Cooking the spanikopita with Foffi and her mum was amazing. I don’t think I appreciated the amount of love and technique in a dish like this before. Sometimes, what you’d imagine was the simplest of dishes, actually has so much depth and work that goes into it. I was taken aback by how sensational the pastry was. I think we made five layers of pastry all up. The crunchiness of the pastry was what really stood out. It was almost like it didn’t crumble; it sort of cracked into large shards. It was very different from puff or flaky pastry. I guess some people might make that dish with frozen filo, but real thing clearly requires years of practice.

The trip to the Orthodox Church with George on his name day was funny for me. I’m a Catholic, so while there were some things I recognised in the church, the one thing it did bring back was memories of my time as an alter boy when I was a child and being asked to leave because I couldn’t stop giggling all through the services.
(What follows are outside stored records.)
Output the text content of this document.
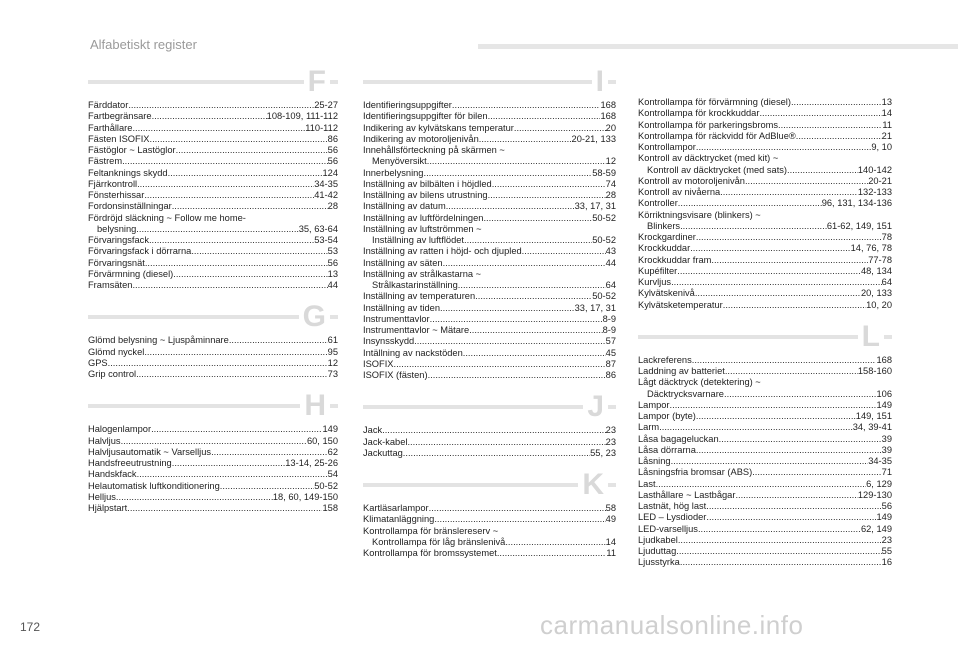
Alfabetiskt register
F
Färddator .....	25-27
Fartbegränsare .....	108-109, 111-112
Farthållare .....	110-112
Fästen ISOFIX .....	86
Fästöglor ~ Lastöglor .....	56
Fästrem .....	56
Feltanknings skydd .....	124
Fjärrkontroll .....	34-35
Fönsterhissar .....	41-42
Fordonsinställningar .....	28
Fördröjd släckning ~ Follow me home-
belysning .....	35, 63-64
Förvaringsfack .....	53-54
Förvaringsfack i dörrarna .....	53
Förvaringsnät .....	56
Förvärmning (diesel) .....	13
Framsäten .....	44
G
Glömd belysning ~ Ljuspåminnare .....	61
Glömd nyckel .....	95
GPS .....	12
Grip control .....	73
H
Halogenlampor .....	149
Halvljus .....	60, 150
Halvljusautomatik ~ Varselljus .....	62
Handsfreeutrustning .....	13-14, 25-26
Handskfack .....	54
Helautomatisk luftkonditionering .....	50-52
Helljus .....	18, 60, 149-150
Hjälpstart .....	158
I
Identifieringsuppgifter .....	168
Identifieringsuppgifter för bilen .....	168
Indikering av kylvätskans temperatur .....	20
Indikering av motoroljenivån .....	20-21, 133
Innehållsförteckning på skärmen ~
Menyöversikt .....	12
Innerbelysning .....	58-59
Inställning av bilbälten i höjdled .....	74
Inställning av bilens utrustning .....	28
Inställning av datum .....	33, 17, 31
Inställning av luftfördelningen .....	50-52
Inställning av luftströmmen ~
Inställning av luftflödet .....	50-52
Inställning av ratten i höjd- och djupled .....	43
Inställning av säten .....	44
Inställning av strålkastarna ~
Strålkastarinställning .....	64
Inställning av temperaturen .....	50-52
Inställning av tiden .....	33, 17, 31
Instrumenttavlor .....	8-9
Instrumenttavlor ~ Mätare .....	8-9
Insynsskydd .....	57
Intällning av nackstöden .....	45
ISOFIX .....	87
ISOFIX (fästen) .....	86
J
Jack .....	23
Jack-kabel .....	23
Jackuttag .....	55, 23
K
Kartläsarlampor .....	58
Klimatanläggning .....	49
Kontrollampa för bränslereserv ~
Kontrollampa för låg bränslenivå .....	14
Kontrollampa för bromssystemet .....	11
Kontrollampa för förvärmning (diesel) .....	13
Kontrollampa för krockkuddar .....	14
Kontrollampa för parkeringsbroms .....	11
Kontrollampa för räckvidd för AdBlue® .....	21
Kontrollampor .....	9, 10
Kontroll av däcktrycket (med kit) ~
Kontroll av däcktrycket (med sats) .....	140-142
Kontroll av motoroljenivån .....	20-21
Kontroll av nivåerna .....	132-133
Kontroller .....	96, 131, 134-136
Körriktningsvisare (blinkers) ~
Blinkers .....	61-62, 149, 151
Krockgardiner .....	78
Krockkuddar .....	14, 76, 78
Krockkuddar fram .....	77-78
Kupéfilter .....	48, 134
Kurvljus .....	64
Kylvätskenivå .....	20, 133
Kylvätsketemperatur .....	10, 20
L
Lackreferens .....	168
Laddning av batteriet .....	158-160
Lågt däcktryck (detektering) ~
Däcktrycksvarnare .....	106
Lampor .....	149
Lampor (byte) .....	149, 151
Larm .....	34, 39-41
Låsa bagageluckan .....	39
Låsa dörrarna .....	39
Låsning .....	34-35
Låsningsfria bromsar (ABS) .....	71
Last .....	6, 129
Lasthållare ~ Lastbågar .....	129-130
Lastnät, hög last .....	56
LED – Lysdioder .....	149
LED-varselljus .....	62, 149
Ljudkabel .....	23
Ljuduttag .....	55
Ljusstyrka .....	16
172	carmanualsonline.info
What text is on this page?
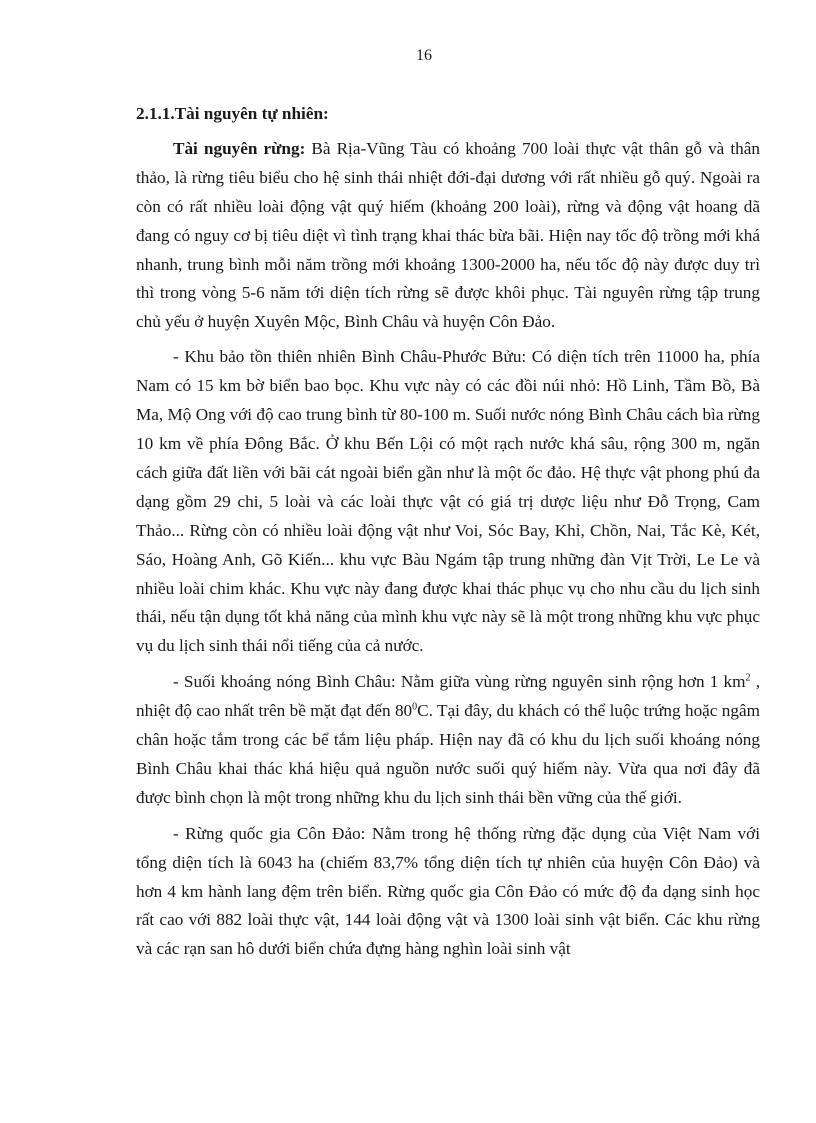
16
2.1.1.Tài nguyên tự nhiên:

Tài nguyên rừng: Bà Rịa-Vũng Tàu có khoảng 700 loài thực vật thân gỗ và thân thảo, là rừng tiêu biểu cho hệ sinh thái nhiệt đới-đại dương với rất nhiều gỗ quý. Ngoài ra còn có rất nhiều loài động vật quý hiếm (khoảng 200 loài), rừng và động vật hoang dã đang có nguy cơ bị tiêu diệt vì tình trạng khai thác bừa bãi. Hiện nay tốc độ trồng mới khá nhanh, trung bình mỗi năm trồng mới khoảng 1300-2000 ha, nếu tốc độ này được duy trì thì trong vòng 5-6 năm tới diện tích rừng sẽ được khôi phục. Tài nguyên rừng tập trung chủ yếu ở huyện Xuyên Mộc, Bình Châu và huyện Côn Đảo.

- Khu bảo tồn thiên nhiên Bình Châu-Phước Bửu: Có diện tích trên 11000 ha, phía Nam có 15 km bờ biển bao bọc. Khu vực này có các đồi núi nhỏ: Hồ Linh, Tầm Bồ, Bà Ma, Mộ Ong với độ cao trung bình từ 80-100 m. Suối nước nóng Bình Châu cách bìa rừng 10 km về phía Đông Bắc. Ở khu Bến Lội có một rạch nước khá sâu, rộng 300 m, ngăn cách giữa đất liền với bãi cát ngoài biển gần như là một ốc đảo. Hệ thực vật phong phú đa dạng gồm 29 chi, 5 loài và các loài thực vật có giá trị dược liệu như Đỗ Trọng, Cam Thảo... Rừng còn có nhiều loài động vật như Voi, Sóc Bay, Khỉ, Chồn, Nai, Tắc Kè, Két, Sáo, Hoàng Anh, Gõ Kiến... khu vực Bàu Ngám tập trung những đàn Vịt Trời, Le Le và nhiều loài chim khác. Khu vực này đang được khai thác phục vụ cho nhu cầu du lịch sinh thái, nếu tận dụng tốt khả năng của mình khu vực này sẽ là một trong những khu vực phục vụ du lịch sinh thái nổi tiếng của cả nước.

- Suối khoáng nóng Bình Châu: Nằm giữa vùng rừng nguyên sinh rộng hơn 1 $km^2$ , nhiệt độ cao nhất trên bề mặt đạt đến $80^0C$. Tại đây, du khách có thể luộc trứng hoặc ngâm chân hoặc tắm trong các bể tắm liệu pháp. Hiện nay đã có khu du lịch suối khoáng nóng Bình Châu khai thác khá hiệu quả nguồn nước suối quý hiếm này. Vừa qua nơi đây đã được bình chọn là một trong những khu du lịch sinh thái bền vững của thế giới.

- Rừng quốc gia Côn Đảo: Nằm trong hệ thống rừng đặc dụng của Việt Nam với tổng diện tích là 6043 ha (chiếm 83,7% tổng diện tích tự nhiên của huyện Côn Đảo) và hơn 4 km hành lang đệm trên biển. Rừng quốc gia Côn Đảo có mức độ đa dạng sinh học rất cao với 882 loài thực vật, 144 loài động vật và 1300 loài sinh vật biển. Các khu rừng và các rạn san hô dưới biển chứa đựng hàng nghìn loài sinh vật
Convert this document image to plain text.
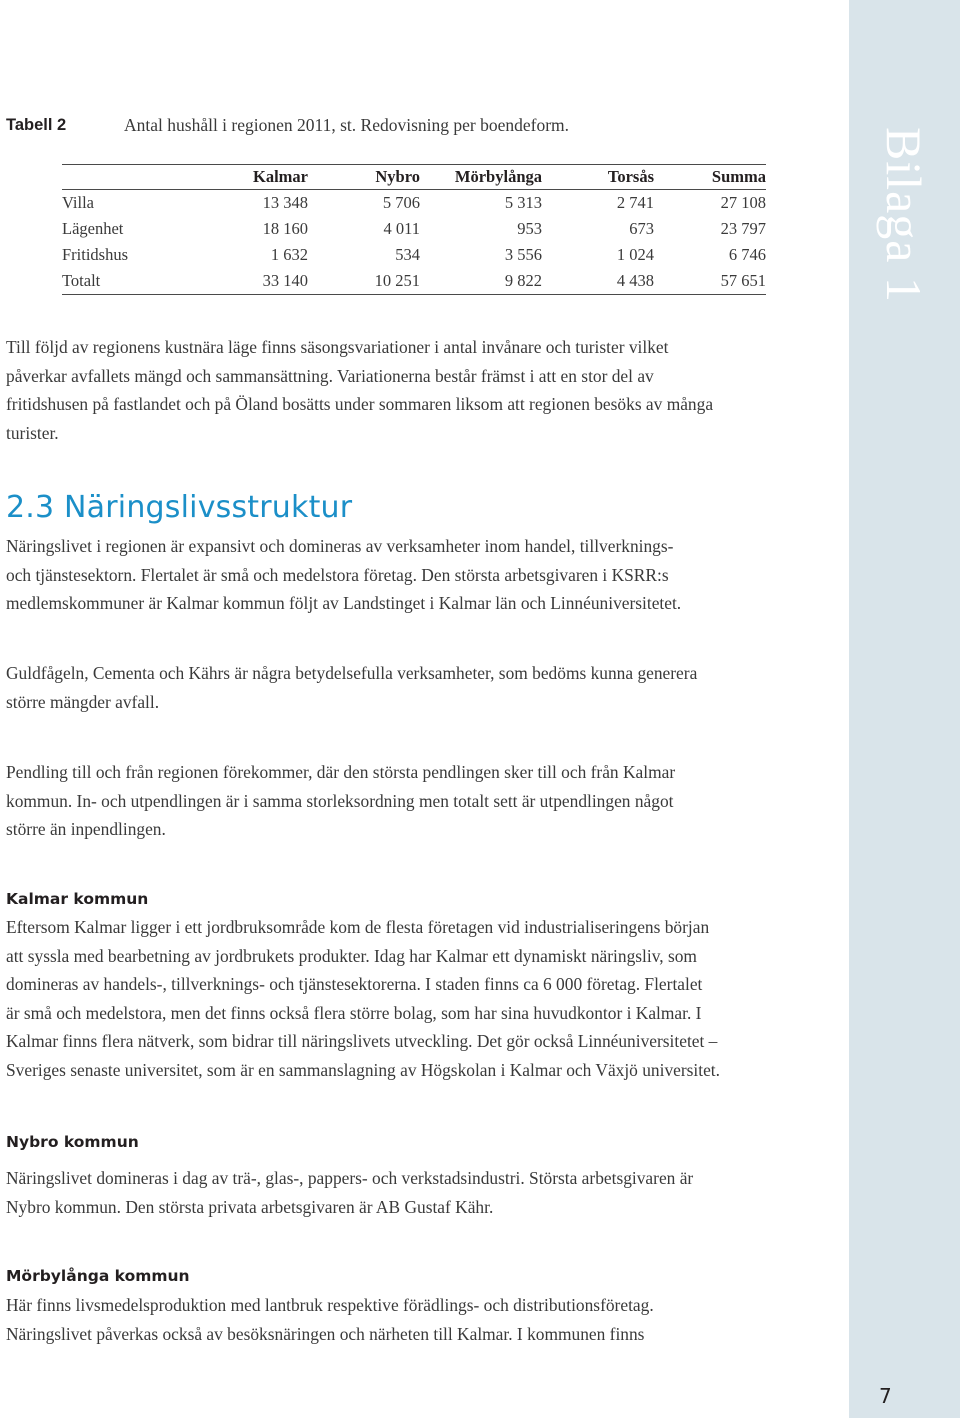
Bilaga 1
Tabell 2	Antal hushåll i regionen 2011, st. Redovisning per boendeform.
	Kalmar	Nybro	Mörbylånga	Torsås	Summa
Villa	13 348	5 706	5 313	2 741	27 108
Lägenhet	18 160	4 011	953	673	23 797
Fritidshus	1 632	534	3 556	1 024	6 746
Totalt	33 140	10 251	9 822	4 438	57 651

Till följd av regionens kustnära läge finns säsongsvariationer i antal invånare och turister vilket
påverkar avfallets mängd och sammansättning. Variationerna består främst i att en stor del av
fritidshusen på fastlandet och på Öland bosätts under sommaren liksom att regionen besöks av många
turister.

2.3 Näringslivsstruktur

Näringslivet i regionen är expansivt och domineras av verksamheter inom handel, tillverknings-
och tjänstesektorn. Flertalet är små och medelstora företag. Den största arbetsgivaren i KSRR:s
medlemskommuner är Kalmar kommun följt av Landstinget i Kalmar län och Linnéuniversitetet.

Guldfågeln, Cementa och Kährs är några betydelsefulla verksamheter, som bedöms kunna generera
större mängder avfall.

Pendling till och från regionen förekommer, där den största pendlingen sker till och från Kalmar
kommun. In- och utpendlingen är i samma storleksordning men totalt sett är utpendlingen något
större än inpendlingen.

Kalmar kommun

Eftersom Kalmar ligger i ett jordbruksområde kom de flesta företagen vid industrialiseringens början
att syssla med bearbetning av jordbrukets produkter. Idag har Kalmar ett dynamiskt näringsliv, som
domineras av handels-, tillverknings- och tjänstesektorerna. I staden finns ca 6 000 företag. Flertalet
är små och medelstora, men det finns också flera större bolag, som har sina huvudkontor i Kalmar. I
Kalmar finns flera nätverk, som bidrar till näringslivets utveckling. Det gör också Linnéuniversitetet –
Sveriges senaste universitet, som är en sammanslagning av Högskolan i Kalmar och Växjö universitet.

Nybro kommun

Näringslivet domineras i dag av trä-, glas-, pappers- och verkstadsindustri. Största arbetsgivaren är
Nybro kommun. Den största privata arbetsgivaren är AB Gustaf Kähr.

Mörbylånga kommun

Här finns livsmedelsproduktion med lantbruk respektive förädlings- och distributionsföretag.
Näringslivet påverkas också av besöksnäringen och närheten till Kalmar. I kommunen finns

7
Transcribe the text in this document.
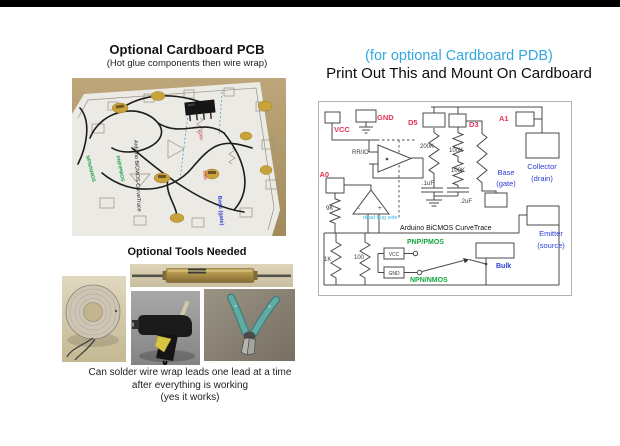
Optional Cardboard PCB
(Hot glue components then wire wrap)
Arduino BiCMOS CurveTrace
NPN/NMOS	PNP/PMOS
Base (gate)
200K
100K
Optional Tools Needed
Can solder wire wrap leads one lead at a time
after everything is working
(yes it works)
(for optional Cardboard PDB)
Print Out This and Mount On Cardboard
VCC
GND
D5	D3
A1
A0
RR/IO
-	+
200K
100K
100K
9K
1K	100
.1uF
.2uF
VCC
GND
PNP/PMOS
NPN/NMOS
Collector
(drain)
Base
(gate)
Emitter
(source)
Bulk
dead bug side
Arduino BiCMOS CurveTrace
The whole ceremony was so austere, and obviously really important, in a way being there with a film crew made me feel like we were gatecrashing this service.

I’d never opened a fresh sea urchin until that day, so when George handed me the whole thing I didn’t realise I wasn’t meant to eat it all. It wasn’t until I looked closer that I realised that the urchin actually comes in two parts – the fleshy part that you eat and then a poo bag, which I had eaten not realising! Finally, I found I had to fish out the fillets of flesh myself. It’s not everyone’s cup of tea, but it was quite pleasant with fresh lemon.